FILE - Edward Lowassa, shown addressing the U.N. General Assembly in 2006, is seen as a divisive figure in the ruling Chama Cha Mapinduzi party but remains popular and has done well at fundraising.

FILE - Edward Lowassa, shown addressing the U.N. General Assembly in 2006, is seen as a divisive figure in the ruling Chama Cha Mapinduzi party but remains popular and has done well at fundraising.

A prominent Tanzanian opposition lawmaker has called on the National Electoral Commission to implement new and improved measures to ensure the October general election is free, fair, transparent and credible. This comes as the commission compiles a voter list that would be used for the elections.

“We want to ensure the electoral commission supervises and manages the forthcoming general election in a manner that will ensure that the elections are as free and fair as they could be,” said Parliamentarian Tundu Lissu.

He says the electoral body has yet to administer credible elections, which he says could make prospective Tanzanian voters have confidence in the country’s electoral process.

Lissu says opposition groups have not been comfortable with the manner by which the National Electoral Commission has organized elections in the country.

“We are not confident considering the history of the electoral commission. But, what we are confident about is that this time around we are better prepared and ready to face the ruling party in a manner that we have not been since the onset of multiparty democracy 20 years ago,” he said.

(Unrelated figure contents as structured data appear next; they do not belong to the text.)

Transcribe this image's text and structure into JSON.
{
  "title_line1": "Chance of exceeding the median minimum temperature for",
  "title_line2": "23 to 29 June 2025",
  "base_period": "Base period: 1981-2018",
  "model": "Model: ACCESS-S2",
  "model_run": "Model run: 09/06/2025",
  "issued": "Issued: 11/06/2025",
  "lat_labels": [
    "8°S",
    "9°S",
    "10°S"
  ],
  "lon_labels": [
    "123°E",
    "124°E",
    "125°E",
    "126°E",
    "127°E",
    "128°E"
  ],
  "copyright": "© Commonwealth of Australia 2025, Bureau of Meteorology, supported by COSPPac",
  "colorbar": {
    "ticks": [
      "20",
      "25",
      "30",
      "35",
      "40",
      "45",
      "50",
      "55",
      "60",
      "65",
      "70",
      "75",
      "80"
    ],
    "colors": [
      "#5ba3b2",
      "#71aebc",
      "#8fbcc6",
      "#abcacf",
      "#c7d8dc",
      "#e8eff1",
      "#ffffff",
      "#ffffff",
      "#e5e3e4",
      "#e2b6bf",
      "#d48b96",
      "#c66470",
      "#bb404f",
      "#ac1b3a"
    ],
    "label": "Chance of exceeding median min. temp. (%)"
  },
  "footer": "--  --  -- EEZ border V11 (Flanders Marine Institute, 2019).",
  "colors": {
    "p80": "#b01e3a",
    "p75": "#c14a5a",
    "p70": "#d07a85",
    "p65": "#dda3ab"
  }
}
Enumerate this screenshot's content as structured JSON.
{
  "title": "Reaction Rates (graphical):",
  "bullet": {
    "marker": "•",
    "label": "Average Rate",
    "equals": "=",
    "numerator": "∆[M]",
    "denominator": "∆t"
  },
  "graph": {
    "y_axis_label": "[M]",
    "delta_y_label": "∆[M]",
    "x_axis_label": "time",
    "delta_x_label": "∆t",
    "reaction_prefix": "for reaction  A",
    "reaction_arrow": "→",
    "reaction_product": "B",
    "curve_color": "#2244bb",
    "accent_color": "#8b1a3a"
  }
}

“So even though the electoral commission is not what we would like to see it being, this time around we are prepared to fight it out regardless of the problem relating to the independence of the electoral commission.”

Lissu who is from the opposition Chadema party also says the defection of former Prime Minister Edward Lowassa from the ruling Chama Cha Mapinduzi [CCM] or Party of the Revolution, to the group is a significant shift in the dynamics of the country’s politics.

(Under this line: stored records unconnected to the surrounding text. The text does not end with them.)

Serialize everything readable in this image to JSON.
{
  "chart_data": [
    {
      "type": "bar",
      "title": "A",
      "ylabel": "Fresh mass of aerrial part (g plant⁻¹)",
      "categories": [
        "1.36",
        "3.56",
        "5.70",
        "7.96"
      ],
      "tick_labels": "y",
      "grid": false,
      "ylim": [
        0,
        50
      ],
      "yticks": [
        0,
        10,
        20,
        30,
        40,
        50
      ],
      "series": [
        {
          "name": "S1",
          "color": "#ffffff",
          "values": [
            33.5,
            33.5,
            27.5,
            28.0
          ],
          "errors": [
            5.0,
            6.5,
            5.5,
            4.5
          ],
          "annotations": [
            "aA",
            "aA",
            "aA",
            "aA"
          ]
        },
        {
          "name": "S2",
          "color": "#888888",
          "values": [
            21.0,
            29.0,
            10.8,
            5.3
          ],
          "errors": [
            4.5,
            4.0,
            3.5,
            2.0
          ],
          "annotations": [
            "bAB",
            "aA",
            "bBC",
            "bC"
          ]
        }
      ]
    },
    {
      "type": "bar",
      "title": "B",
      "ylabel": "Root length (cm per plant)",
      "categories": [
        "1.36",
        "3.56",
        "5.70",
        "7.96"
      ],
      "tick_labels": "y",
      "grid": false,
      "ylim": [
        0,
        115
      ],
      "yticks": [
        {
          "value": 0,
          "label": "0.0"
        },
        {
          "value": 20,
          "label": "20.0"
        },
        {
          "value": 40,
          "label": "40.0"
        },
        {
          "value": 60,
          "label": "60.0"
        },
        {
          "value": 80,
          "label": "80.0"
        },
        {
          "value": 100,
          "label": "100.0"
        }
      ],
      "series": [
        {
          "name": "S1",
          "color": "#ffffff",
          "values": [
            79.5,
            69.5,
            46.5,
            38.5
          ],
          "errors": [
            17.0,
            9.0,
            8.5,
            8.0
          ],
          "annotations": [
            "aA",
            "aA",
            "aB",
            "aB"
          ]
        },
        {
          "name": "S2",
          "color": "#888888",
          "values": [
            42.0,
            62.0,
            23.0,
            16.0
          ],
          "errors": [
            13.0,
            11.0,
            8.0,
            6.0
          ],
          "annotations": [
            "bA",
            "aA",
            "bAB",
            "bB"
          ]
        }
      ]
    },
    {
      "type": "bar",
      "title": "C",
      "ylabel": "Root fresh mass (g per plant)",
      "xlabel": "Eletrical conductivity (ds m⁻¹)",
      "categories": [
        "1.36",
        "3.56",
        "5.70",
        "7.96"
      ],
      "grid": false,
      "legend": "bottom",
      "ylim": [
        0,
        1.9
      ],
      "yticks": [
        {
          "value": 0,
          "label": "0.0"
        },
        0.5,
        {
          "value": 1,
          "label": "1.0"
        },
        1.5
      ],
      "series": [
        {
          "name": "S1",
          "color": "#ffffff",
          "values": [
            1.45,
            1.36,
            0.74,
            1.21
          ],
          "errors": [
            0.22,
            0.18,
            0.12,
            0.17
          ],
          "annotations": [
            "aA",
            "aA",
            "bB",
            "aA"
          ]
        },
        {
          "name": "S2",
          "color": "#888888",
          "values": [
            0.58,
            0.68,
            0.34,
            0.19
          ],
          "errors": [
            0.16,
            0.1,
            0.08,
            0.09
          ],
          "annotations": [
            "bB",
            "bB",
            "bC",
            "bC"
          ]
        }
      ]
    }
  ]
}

He expressed confidence that the defection weakens the ruling party, which he says could enable a united opposition front to break the dominance of the CCM. The ruling CCM has been in power since the country gained independence in 1961.

Lissu says the former prime minister also defected with many supporters to join the ranks of the opposition Chadema party.

“He literally guts CCM of its considerable support. He is the most powerful figure in the CCM until a few days ago when he crossed over…We are stronger than we have ever been. There are still some considerable areas of the country where we are not as competitive as we would like to be. Former premier Lowassa will supplement our effort in those areas where we are not as powerful as we should be,” said Lissu.

But, some supporters of Chadema expressed their displeasure with the defection saying that Mr. Lowassa is tainted with corruption. Mr. Lowassa resigned as the country’s prime minister after being accused of corruption.

Lissu says he shares the concerns of the opposition supporters but added that Mr. Lowassa brings significant fire power to the arsenal in the party’s quest to wrestle power from the CCM. He also says Mr. Lowassa has yet to be convicted of any crimes. He adds that the former prime minister is innocent until proven guilty, a measure, he says is enshrined in the constitution.

“If we want to win this year’s general election, we have to make an honest assessment of our own power and our resources and our support across the country. The honest assessment that we made tells us that on our own and with CCM united, we can’t beat them,” said Lissu.

“With Lowassa out of CCM, our pollsters tell us that we can take CCM on and win. So, while it is very good to keep our innocence as it were to keep our clean record, if we want to do away with the CCM that bred and protects those [corrupt] elements in our society, this is the time.”